Significance of design thinking in business
There is a sea of competition in the market today, and we are experiencing a changing customer preference. As a result, business organizations are continuously creating new products that resonate with changing customer preferences to boost their sales and remain relevant in their industry.
Whenever a business develops a new product, it requires a workforce, budget and machinery. Business owners can attest that creating a new product is an expensive undertaking. Hence, your new product must address your customers’ needs to ensure that you will get a return on investment. By applying design thinking, you can focus your efforts on solutions that people actually need.
In 2017, a leading global bank sought my team’s help in guiding its top leaders to become more competitive and more active. We brought together the company’s top 500 leaders, which were segmented into the company’s seven top strategic priorities from technology to customer service. We utilized design thinking to help them first understand what the key issues are. Then, we helped them discover key insights related to that topic. Through various creativity and critical thinking techniques, the company’s business leaders successfully generated many different ideas. Then, through iteration, we helped them select the most promising ideas that eventually become its product.
Through design thinking, the global bank developed over 50 new solutions that accelerated initiatives across the company’s business lines. Its business leaders successfully pilot tested 14 projects that drove substantial revenues to the bank. The company also developed several in-person and digital tools to build closer emotional ties with its customers.

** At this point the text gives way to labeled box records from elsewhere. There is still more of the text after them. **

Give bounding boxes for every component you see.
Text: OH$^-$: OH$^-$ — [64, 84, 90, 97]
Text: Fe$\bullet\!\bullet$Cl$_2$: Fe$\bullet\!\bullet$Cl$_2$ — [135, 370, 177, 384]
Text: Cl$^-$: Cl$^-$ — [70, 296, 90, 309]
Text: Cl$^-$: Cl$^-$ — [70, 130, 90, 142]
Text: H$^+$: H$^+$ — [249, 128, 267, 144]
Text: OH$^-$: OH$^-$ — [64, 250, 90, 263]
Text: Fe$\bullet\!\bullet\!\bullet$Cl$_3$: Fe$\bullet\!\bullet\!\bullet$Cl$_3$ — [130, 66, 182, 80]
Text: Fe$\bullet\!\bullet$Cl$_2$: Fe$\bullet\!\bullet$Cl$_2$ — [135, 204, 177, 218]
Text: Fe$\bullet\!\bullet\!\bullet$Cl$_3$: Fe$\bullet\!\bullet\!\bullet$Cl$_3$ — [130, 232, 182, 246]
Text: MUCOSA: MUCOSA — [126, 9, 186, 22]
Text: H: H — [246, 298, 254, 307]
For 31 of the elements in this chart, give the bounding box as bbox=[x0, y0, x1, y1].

The global bank’s experience only emphasizes the value of embracing design thinking in your business. It also highlighted that design thinking should start from the top leaders of the company.
Executives must embrace design thinking
Design thinking is a well-proven approach to problem-solving. However, design thinking should start from the top of the company, then trickle down to other organization members. It is the role of executives to integrate design thinking in all the company’s processes. They are responsible for helping embed it on their team’s DNA.

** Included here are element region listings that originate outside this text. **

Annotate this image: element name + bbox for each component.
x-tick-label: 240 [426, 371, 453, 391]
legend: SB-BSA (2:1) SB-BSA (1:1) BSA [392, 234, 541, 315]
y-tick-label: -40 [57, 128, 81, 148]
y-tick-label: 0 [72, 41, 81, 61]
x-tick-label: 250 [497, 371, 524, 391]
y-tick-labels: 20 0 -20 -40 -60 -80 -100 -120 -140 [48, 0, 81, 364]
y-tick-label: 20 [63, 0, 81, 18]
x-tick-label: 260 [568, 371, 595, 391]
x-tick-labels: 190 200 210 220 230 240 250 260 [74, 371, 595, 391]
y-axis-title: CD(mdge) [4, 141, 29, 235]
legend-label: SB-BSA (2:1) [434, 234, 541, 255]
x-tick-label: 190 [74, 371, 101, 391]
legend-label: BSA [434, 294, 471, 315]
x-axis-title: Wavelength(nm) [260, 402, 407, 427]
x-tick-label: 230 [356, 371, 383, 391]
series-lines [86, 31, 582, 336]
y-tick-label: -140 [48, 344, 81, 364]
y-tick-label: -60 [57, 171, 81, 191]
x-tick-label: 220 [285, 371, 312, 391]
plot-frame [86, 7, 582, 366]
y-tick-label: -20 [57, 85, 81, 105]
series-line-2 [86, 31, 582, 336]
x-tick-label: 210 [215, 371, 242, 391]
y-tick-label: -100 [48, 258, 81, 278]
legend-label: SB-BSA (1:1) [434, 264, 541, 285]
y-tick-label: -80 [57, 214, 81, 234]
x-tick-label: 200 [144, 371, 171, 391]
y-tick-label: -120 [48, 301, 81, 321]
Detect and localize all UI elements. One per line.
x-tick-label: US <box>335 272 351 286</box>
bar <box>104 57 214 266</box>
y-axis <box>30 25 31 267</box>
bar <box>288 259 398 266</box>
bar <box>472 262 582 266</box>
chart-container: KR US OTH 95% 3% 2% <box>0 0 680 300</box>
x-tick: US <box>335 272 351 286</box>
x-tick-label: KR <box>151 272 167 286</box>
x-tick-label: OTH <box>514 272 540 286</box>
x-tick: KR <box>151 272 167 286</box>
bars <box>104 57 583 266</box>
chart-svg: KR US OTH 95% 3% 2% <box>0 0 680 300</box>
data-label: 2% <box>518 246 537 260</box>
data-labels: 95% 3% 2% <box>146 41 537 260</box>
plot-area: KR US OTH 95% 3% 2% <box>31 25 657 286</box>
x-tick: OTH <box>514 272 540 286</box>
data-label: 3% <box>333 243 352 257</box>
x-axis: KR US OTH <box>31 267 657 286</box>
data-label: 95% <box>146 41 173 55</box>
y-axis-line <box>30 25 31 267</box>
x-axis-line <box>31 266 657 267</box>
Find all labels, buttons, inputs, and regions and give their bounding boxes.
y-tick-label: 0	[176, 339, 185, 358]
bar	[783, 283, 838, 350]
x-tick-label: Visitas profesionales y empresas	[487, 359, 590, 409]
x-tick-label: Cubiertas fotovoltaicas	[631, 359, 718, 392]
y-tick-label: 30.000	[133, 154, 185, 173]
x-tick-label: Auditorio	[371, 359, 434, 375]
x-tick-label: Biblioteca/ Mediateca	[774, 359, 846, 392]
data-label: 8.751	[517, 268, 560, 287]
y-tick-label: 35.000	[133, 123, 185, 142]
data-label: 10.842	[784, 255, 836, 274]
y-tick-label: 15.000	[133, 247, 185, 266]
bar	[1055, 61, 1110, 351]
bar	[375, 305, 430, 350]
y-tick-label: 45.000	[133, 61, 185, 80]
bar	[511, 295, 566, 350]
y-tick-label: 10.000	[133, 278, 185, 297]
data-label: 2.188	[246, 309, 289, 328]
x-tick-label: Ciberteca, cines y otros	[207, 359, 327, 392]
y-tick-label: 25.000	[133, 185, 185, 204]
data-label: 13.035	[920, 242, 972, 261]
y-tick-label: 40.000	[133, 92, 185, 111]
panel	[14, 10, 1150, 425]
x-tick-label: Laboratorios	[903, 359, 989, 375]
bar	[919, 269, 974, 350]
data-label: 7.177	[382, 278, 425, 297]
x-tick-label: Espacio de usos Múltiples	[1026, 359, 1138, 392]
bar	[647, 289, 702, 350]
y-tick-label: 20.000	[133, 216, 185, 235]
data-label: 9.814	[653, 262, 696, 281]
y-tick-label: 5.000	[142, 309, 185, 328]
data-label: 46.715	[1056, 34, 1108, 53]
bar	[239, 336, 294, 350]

Moreover, strong leadership is essential in implementing design thinking in your business. The role of executives is vital in helping employees cope with the discomfort associated with design thinking. However, executives can only guide other members within the organization if they embrace design thinking. You can never effectively preach something you do not believe in.
Hackett noted that among the challenges that a design thinking leader will face, one of the biggest is that no one seems to understand what you are talking about at first. He recalled when he was with a furniture company, he told the business that if the computer becomes mobile, people will no longer need office desks. Nowadays, with the advent of smartphones and tablets, your workstation no longer revolves around your office desk. It revolves around your smart devices. Most people within the organization will fail to see that the organization needs to transform and adapt to a world where everyone’s moving with their computing.
Like in a garden, you will observe that everything will compete for sunlight and moisture. So, what are you doing to have an advantage? He emphasized that plants will mutate to get more sunlight and moisture. So, in business, you need to change your fitness to thrive. He noted that you need to realize that a product was fit for purpose but it is not. Organizations need design-thinking leaders to ensure that their product remains relevant to the ever-changing taste of the consumer and business landscape.